Museviliğin, Hıristiyanlığın ve İslâmiyet’in ortak mirası olma hüviyetini haiz Kudüs’ü gasp etmek ve birçok devletin toprağını içine alan “Arz-ı Mev’ud” idealini gerçekleştirmek; Yahudi lobilerinin ve Siyonist ağ yapılarının hedefidir.
Bu hedefin mehazı ise tahrif edilmiş Tevrat öğretilerinde saklı.
“Derin ABD” ve Yahudi lobileri bir kıyamet savaşı çıkarma peşinde.
İsrail’in “soykırım” ve “savaş suçu” sayılan eylemlerine rağmen ABD Başkanı Joe Biden’ın Netanyahu ile musafahası; ABD’nin “demokrasi, insan hakları ve özgürlük” noktasındaki beyanlarındaki muvazaayı gösterdi. Ama bu sefer dünya kamuoyu ABD’nin ikiyüzlülüğünü yakinen çözdü.
“Mesih’in gelişini hızlandırmak adına” her yolu ve metodu kendilerine meşru gören bir dessas yapıyla karşı karşıyayız.
18 Ekim günü Gazze’deki el-Ehlî Hastanesine yapılan saldırı ancak bir savaş suçu olarak izah edilebilir.
İsrail’in Gazze Şeridi’ne yönelik 7 Ekim’den bu yana sürdürdüğü saldırılarda onlarca cami, kilise, hastane ve tarihî eser zarar görmüş ve çoğu yıkılmıştır. Yine pazar günü itibariyle bu saldırılar sonucunda Gazze’deki toplam can kaybının, 1873’ü çocuk 1023’ü kadın olmak üzere 4 bin 651 olduğu ve yaralı sayısının ise 14 bin 245’e ulaştığı söyleniyor.
Uluslararası Ceza Mahkemesi Statüsü’nün (Roma Sözleşmesi) 5’inci maddesi uyarınca “insanlığa karşı suçlar, savaş suçları, soykırım suçu ve saldırı suçu” Uluslararası Ceza Mahkemesi’nin kovuşturma yapabileceği suçlardır.
İşte İsrail, bugün savaş hukukuna aykırı eylemlerle bu suçların tamamını irtikap etmiştir.
Uluslararası Ceza Mahkemesi Statüsünün 8’inci maddesinin 2’inci fıkrasında savaş suçu olarak nitelenen eylemler şunlardır:
“…din, eğitim, sanat, bilim veya hayır amaçlarıyla kullanılan binalara, tarihî eserlere, hastaneler ile hasta ve yaralıların toplandığı yerlere bilerek saldırı düzenlemesi…”

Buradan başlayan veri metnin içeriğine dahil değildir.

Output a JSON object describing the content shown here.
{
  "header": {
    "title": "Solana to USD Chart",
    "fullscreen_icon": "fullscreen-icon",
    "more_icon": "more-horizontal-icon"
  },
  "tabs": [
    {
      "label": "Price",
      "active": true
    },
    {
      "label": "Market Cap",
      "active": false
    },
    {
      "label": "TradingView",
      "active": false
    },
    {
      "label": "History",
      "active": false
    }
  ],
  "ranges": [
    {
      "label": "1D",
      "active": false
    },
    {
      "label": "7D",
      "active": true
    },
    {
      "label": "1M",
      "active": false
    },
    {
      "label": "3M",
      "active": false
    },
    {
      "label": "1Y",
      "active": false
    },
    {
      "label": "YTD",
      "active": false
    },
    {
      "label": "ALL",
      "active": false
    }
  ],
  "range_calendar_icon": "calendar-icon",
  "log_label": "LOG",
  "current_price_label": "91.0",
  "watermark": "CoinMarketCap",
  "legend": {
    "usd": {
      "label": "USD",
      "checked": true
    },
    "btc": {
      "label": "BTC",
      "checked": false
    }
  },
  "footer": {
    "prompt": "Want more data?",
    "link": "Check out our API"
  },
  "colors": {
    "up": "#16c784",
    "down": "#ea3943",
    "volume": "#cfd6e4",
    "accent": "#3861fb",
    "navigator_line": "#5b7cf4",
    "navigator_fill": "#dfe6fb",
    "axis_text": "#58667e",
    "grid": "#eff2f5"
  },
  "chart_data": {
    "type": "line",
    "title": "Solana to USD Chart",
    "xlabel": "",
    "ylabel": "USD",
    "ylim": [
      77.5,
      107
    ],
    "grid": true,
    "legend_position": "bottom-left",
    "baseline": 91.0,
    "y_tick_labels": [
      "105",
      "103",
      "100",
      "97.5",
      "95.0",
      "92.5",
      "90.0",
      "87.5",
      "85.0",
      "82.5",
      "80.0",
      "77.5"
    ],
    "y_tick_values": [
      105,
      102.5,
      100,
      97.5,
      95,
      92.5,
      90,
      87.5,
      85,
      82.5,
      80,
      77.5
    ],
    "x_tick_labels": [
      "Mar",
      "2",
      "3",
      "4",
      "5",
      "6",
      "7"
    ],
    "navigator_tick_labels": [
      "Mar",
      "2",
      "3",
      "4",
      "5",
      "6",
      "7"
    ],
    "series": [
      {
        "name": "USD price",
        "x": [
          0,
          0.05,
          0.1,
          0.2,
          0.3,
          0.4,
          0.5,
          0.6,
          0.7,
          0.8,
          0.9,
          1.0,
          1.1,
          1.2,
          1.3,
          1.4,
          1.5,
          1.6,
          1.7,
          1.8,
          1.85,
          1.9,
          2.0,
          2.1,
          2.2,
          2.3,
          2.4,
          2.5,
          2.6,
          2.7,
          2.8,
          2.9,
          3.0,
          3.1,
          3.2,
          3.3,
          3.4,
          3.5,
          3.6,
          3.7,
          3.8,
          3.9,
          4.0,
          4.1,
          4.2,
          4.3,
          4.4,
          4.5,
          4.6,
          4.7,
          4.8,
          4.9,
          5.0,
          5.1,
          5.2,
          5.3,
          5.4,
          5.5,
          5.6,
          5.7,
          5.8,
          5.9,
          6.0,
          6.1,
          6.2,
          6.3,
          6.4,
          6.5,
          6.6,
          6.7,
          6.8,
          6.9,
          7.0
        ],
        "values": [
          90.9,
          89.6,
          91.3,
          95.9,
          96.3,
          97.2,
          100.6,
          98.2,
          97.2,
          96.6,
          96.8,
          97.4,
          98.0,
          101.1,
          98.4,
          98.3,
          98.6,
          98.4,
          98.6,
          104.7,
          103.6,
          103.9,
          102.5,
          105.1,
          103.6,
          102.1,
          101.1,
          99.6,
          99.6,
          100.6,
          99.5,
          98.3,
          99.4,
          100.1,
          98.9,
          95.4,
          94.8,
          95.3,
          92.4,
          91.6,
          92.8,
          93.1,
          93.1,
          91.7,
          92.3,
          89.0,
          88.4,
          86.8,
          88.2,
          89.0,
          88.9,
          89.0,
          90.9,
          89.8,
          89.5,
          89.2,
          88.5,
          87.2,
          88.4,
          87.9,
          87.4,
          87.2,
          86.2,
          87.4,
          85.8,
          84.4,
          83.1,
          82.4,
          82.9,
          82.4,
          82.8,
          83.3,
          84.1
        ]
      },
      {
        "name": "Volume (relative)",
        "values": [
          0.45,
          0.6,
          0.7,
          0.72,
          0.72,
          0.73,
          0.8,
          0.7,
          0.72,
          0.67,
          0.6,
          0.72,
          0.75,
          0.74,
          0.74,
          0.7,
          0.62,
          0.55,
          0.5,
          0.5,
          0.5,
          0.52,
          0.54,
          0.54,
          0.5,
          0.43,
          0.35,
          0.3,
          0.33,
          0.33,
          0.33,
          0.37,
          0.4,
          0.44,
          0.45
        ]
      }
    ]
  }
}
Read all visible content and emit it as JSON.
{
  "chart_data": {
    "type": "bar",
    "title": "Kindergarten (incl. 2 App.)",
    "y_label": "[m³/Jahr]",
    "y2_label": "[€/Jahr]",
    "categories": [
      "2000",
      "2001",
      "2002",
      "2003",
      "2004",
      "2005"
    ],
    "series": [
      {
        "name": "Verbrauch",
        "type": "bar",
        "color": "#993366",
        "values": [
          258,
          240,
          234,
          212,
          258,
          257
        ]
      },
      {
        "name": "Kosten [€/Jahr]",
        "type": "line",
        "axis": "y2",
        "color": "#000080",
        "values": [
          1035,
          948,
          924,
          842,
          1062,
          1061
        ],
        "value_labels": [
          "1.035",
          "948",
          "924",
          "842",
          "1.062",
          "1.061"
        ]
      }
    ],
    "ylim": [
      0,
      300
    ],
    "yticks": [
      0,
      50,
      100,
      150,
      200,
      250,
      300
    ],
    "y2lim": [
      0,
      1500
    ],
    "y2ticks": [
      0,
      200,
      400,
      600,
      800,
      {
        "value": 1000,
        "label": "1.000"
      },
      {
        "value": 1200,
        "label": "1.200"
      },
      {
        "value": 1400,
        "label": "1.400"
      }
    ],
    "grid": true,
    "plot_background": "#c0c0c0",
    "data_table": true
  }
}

Ancak garip bir durum var.
Roma Sözleşmesi’ne taraf olmadığı için İsrail’in, Uluslararası Ceza Mahkemesi’nde yargılanması kolay değil. Bu ancak iki istisnai halde mümkün.
Birincisi; BM Güvenlik Konseyi bir savaş suçunun varlığına kanaat getirirse İsrail UCM’de yargılanabilecektir. Bunun için de BM Güvenlik Konseyinin 15 üyesinin 9’unun kabul oyu ve daimi üye durumundaki devletlerden birinin “veto” hakkını kullanmamış olması gerekir. Bilhassa ABD sebebiyle bu mümkün görülmüyor.
İkincisi; UCM savcısının re’sen ülkedeki sorumlu şahıslar hakkında harekete geçmesidir. UCM savcısı böyle bir adım atsa dahi konu nihai olarak BM Güvenlik Konseyi’ne havale edileceğinden veto riski sebebiyle bu yol da kapalı görünüyor.
Özetle ABD ile Avrupa Birliği hükümetlerinden destek görmüş İsrail’in UCM’de yargılanması esasında çok da mümkün görünmüyor.
Ancak iki güzel gelişme yaşandı.
Birincisi; Birleşmiş Milletler, İsrail hakkında “Filistin halkına karşı soykırım riski bulunuyor. Bu tür suçların hiçbir gerekçesi veya istisnası yoktur.” dedi.
İkincisi; Kahire Barış Zirvesi’ne katılan 35 ülke temsilcisi doğrudan veya dolaylı olarak “İsrail’in savaş suçu işlediği”ni ifade etti.
Asıl mesele de şu; kınamaların ve vakıa tespitlerinin dışında bugüne dek İsrail’e karşı kayda değer bir yaptırım uygulanmadı.
Çare, toplumu Müslüman olan devletlerin ittihad etmesinde ve vicdanlı toplumların ittifak etmesinde.
Yoksa İsrail’in yaptığı zulüm dünyada yanında kâr kalacaktır.
Adalet-i kübranın tecelli edeceği ahirette elbette katilleri cehennem bekliyor!